Ingo Seifert, 52 Jahre alt und Bürgermeister in der kleinen Erzgebirgsstadt Schneeberg, schreibt nicht zum ersten Mal einen Brandbrief an die große Politik. Seifert hat sich schon mehrfach öffentlichkeitswirksam aufgelehnt. Im vergangenen Jahr etwa, als er dem sächsischen Ministerpräsident Michael Kretschmer (CDU) gemeinsam mit anderen Bürgermeistern aus dem Erzgebirgskreis genauso offen schilderte, wie schlecht er Inzidenz basierte Corona-Lockdowns findet.
Diesmal ging sein Brief an Bundeswirtschaftsminister Robert Habeck (Grüne). Seifert, Mitglied bei den Freien Wählern, bereits seit 2015 im Amt und gerade als Bürgermeister wiedergewählt worden, missfällt die Energiepolitik der Ampel. Es ist die beschlossene Gasumlage, die Seifert diesmal zum Schreiben drängte. Privatleute wie auch Unternehmerinnen und Unternehmer könnten die finanziellen Belastungen bald nicht mehr tragen, sagt er in seinem Schreiben. Seifert stellt die Sanktionen gegen Russland infrage. Er sieht den Mittelstand bedroht und soziale Unruhen aufziehen.
Zumindest mit den sozialen Sorgen steht Seifert nicht allein. Habeck besitzt bereits eine kleine Sammlung offener Briefe zu diesem Thema.
Seiferts Brief entwickelt jetzt allerdings eine Dynamik auf einem ganz anderen Feld.
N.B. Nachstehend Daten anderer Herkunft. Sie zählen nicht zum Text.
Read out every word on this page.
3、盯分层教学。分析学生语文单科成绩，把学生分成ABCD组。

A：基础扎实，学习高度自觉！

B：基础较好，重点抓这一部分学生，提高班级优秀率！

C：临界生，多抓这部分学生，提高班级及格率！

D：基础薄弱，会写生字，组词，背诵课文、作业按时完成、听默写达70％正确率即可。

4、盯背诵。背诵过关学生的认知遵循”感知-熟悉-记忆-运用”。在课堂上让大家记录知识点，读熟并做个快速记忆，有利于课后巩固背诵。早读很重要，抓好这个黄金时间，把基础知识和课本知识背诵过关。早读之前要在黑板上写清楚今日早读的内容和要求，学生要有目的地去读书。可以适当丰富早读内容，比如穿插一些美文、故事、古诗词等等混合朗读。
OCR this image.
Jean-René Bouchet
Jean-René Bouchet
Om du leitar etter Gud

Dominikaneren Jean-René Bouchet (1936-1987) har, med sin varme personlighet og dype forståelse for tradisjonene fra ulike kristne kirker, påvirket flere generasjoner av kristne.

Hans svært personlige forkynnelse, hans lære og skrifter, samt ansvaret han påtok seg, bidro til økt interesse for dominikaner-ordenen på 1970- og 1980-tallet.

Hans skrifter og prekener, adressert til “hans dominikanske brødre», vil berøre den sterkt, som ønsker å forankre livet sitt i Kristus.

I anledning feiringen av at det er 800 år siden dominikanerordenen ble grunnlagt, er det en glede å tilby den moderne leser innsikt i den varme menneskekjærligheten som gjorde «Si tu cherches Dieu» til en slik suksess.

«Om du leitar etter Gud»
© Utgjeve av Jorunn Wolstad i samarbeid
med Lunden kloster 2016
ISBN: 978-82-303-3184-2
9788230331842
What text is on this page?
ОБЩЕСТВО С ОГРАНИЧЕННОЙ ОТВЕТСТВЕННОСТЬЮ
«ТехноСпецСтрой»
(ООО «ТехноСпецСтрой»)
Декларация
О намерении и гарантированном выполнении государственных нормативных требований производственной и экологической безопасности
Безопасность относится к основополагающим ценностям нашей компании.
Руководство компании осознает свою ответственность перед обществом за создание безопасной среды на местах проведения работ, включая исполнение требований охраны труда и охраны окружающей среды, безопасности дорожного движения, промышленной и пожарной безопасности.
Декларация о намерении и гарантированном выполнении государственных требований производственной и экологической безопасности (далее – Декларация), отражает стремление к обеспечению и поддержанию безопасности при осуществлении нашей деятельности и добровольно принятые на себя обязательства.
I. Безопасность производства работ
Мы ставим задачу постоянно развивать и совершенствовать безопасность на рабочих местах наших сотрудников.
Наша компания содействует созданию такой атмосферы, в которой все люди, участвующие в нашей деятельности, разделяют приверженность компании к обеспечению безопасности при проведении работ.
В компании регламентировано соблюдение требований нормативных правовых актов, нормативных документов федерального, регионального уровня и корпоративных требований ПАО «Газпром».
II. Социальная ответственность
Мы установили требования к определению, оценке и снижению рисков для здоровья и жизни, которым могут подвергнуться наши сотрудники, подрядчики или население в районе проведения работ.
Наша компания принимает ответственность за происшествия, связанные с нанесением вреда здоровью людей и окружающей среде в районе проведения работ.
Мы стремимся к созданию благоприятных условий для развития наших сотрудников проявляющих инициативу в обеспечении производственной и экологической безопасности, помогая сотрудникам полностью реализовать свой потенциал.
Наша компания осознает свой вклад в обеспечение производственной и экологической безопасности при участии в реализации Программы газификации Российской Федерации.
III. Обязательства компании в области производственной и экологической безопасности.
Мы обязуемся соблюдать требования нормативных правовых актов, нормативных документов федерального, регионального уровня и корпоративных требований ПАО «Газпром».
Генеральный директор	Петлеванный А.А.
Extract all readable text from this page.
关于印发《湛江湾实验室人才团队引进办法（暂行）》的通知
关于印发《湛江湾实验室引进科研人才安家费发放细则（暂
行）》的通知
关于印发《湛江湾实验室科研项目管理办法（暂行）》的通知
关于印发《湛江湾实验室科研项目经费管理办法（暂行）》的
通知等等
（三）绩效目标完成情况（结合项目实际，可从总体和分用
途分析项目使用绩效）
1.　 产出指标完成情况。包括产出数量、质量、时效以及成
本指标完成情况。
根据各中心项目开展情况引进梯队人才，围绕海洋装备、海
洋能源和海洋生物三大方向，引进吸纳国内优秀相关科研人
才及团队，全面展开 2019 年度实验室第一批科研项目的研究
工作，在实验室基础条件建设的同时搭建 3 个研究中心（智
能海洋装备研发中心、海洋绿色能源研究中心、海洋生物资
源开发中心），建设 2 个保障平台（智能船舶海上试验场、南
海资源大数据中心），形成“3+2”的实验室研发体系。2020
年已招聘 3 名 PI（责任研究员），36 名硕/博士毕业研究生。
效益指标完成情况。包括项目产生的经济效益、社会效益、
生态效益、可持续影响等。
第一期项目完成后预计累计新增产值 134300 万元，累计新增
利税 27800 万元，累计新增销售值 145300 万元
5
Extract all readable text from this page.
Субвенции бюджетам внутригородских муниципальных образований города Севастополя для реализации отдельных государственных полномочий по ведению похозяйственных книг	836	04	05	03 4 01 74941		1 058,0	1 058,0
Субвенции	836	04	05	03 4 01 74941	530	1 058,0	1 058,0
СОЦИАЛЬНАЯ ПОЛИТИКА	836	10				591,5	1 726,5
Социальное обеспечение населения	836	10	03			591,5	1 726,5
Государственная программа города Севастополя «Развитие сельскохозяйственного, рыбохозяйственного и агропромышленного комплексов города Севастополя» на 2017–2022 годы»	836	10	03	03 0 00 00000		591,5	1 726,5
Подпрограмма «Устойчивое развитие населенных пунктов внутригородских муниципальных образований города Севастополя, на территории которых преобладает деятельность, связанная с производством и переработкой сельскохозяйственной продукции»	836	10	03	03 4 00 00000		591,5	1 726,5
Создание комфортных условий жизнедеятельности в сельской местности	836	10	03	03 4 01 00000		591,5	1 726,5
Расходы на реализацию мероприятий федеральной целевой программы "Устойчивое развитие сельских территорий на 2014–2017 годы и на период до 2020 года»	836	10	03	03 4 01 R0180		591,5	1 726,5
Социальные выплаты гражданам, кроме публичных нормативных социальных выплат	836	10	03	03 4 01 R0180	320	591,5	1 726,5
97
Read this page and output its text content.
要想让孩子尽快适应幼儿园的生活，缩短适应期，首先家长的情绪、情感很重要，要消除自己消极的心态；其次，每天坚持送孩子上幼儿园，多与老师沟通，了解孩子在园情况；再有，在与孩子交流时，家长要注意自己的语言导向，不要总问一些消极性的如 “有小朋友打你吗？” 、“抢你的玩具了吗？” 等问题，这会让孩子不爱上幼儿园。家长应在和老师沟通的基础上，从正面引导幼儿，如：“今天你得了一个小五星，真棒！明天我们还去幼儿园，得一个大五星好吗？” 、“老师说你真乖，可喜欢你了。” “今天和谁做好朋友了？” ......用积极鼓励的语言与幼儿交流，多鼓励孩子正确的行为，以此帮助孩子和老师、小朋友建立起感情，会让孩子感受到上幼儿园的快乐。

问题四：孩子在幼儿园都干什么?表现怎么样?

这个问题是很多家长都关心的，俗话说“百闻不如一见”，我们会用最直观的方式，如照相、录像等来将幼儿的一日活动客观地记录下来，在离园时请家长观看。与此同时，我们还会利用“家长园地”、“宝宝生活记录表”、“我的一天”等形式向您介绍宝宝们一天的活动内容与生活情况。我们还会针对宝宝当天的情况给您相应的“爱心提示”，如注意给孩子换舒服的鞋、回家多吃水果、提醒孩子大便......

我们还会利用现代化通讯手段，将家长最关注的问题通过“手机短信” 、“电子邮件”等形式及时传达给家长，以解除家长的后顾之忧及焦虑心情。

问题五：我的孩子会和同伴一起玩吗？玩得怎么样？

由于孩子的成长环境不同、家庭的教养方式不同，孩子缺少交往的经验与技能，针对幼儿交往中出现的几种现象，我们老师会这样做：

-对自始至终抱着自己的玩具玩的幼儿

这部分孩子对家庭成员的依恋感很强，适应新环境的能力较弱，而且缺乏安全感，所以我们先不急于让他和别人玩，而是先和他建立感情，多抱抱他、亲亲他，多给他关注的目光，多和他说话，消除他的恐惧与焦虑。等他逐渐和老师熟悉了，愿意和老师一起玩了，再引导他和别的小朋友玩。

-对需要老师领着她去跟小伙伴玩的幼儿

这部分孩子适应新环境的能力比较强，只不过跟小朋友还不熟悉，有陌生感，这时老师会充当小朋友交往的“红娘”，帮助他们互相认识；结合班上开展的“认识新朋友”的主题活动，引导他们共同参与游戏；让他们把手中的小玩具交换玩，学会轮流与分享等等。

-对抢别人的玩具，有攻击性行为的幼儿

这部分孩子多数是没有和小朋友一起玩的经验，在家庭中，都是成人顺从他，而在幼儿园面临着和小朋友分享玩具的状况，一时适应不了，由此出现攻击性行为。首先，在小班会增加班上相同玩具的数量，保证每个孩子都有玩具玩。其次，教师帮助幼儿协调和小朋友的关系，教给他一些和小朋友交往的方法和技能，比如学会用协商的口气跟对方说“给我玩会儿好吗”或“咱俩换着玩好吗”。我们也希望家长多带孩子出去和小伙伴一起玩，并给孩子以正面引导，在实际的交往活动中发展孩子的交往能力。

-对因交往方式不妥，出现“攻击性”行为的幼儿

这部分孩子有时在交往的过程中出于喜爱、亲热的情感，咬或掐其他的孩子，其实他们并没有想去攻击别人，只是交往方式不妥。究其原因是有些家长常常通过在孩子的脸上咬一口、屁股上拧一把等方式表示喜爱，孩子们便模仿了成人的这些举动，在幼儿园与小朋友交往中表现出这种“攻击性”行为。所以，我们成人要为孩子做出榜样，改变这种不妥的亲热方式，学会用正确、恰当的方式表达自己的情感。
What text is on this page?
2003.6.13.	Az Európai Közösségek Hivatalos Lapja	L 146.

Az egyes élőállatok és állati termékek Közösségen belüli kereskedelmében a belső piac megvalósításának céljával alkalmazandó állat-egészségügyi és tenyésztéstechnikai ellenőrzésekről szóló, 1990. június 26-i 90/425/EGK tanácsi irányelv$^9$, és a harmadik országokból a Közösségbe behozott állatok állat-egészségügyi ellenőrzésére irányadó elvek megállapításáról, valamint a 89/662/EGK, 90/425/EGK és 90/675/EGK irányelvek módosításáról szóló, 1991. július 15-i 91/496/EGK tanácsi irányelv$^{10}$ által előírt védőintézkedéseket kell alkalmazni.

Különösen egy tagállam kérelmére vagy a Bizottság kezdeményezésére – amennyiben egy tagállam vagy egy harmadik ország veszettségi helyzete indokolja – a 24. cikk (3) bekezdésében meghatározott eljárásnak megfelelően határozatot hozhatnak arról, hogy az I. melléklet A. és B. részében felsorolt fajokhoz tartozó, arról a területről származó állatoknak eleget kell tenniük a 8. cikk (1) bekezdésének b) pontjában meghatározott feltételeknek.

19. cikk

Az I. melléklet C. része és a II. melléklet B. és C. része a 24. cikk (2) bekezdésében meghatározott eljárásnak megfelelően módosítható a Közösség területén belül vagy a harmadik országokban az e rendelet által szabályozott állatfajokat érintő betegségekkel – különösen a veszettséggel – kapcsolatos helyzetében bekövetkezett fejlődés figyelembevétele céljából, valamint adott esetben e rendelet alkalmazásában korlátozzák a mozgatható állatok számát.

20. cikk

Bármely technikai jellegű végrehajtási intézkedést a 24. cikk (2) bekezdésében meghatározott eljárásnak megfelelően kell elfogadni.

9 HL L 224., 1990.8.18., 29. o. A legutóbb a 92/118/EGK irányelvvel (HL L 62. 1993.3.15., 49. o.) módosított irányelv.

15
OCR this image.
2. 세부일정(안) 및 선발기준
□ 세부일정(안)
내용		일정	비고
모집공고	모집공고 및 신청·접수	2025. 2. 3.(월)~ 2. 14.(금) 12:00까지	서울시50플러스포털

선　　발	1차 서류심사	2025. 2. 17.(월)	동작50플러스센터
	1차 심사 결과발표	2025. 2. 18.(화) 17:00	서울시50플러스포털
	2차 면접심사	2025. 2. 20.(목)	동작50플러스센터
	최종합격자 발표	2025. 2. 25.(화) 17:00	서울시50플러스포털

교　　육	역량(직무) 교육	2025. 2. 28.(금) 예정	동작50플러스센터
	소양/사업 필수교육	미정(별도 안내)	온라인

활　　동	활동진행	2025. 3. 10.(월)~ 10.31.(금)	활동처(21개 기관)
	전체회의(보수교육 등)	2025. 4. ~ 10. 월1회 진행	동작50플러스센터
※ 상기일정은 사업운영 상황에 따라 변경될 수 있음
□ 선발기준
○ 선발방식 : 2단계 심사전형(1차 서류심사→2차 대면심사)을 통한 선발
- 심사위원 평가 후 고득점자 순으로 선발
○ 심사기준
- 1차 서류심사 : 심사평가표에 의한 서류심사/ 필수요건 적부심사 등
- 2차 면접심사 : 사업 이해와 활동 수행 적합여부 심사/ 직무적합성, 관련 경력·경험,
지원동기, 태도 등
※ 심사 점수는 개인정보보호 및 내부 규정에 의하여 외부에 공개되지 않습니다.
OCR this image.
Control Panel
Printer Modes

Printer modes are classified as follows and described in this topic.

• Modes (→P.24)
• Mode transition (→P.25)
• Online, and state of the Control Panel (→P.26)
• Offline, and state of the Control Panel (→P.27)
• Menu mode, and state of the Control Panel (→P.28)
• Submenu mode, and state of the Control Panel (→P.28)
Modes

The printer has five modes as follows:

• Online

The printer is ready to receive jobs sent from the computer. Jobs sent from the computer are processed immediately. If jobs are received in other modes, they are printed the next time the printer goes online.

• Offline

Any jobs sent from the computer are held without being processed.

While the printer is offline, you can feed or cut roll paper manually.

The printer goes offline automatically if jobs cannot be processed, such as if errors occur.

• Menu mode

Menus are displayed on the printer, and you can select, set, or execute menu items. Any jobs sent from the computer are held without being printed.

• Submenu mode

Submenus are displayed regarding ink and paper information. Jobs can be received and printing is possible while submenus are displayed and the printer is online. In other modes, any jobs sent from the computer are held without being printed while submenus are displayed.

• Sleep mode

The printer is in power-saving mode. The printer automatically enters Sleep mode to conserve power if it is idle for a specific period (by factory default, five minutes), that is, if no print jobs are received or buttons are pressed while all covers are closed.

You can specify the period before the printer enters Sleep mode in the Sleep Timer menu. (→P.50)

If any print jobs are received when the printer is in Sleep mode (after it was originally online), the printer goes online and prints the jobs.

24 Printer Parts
Unterzeichnet haben ihn nämlich auch die Schneeberger Fraktionen von CDU über Linke bis hin zur AfD. Und damit wird der Brief nun zum Bumerang – für Seifert wie auch für die mitunterzeichnenden Fraktionen der Linkspartei und der Union.
Bürgermeister Ingo Seifert war früher Hochseefischer
Auf Twitter ist jedenfalls ordentlich was los. Ob die Brandmauer gegen rechts nun endgültig gefallen sei, wollen viele wissen. Die Landesverbände versuchen, sich vom Handeln der Schneeberger zu distanzieren. Ein Problem ist das besonders für die Linken, die ohnehin in einer hitzigen Debatte über zu viel Nähe zu den Rechtsextremen stecken, spätestens seit der Ostbeauftragte der Linken-Bundestagsfraktion, Sören Pellmann, kürzlich zu Montagsdemonstrationen gegen die Gasumlage aufgerufen hat.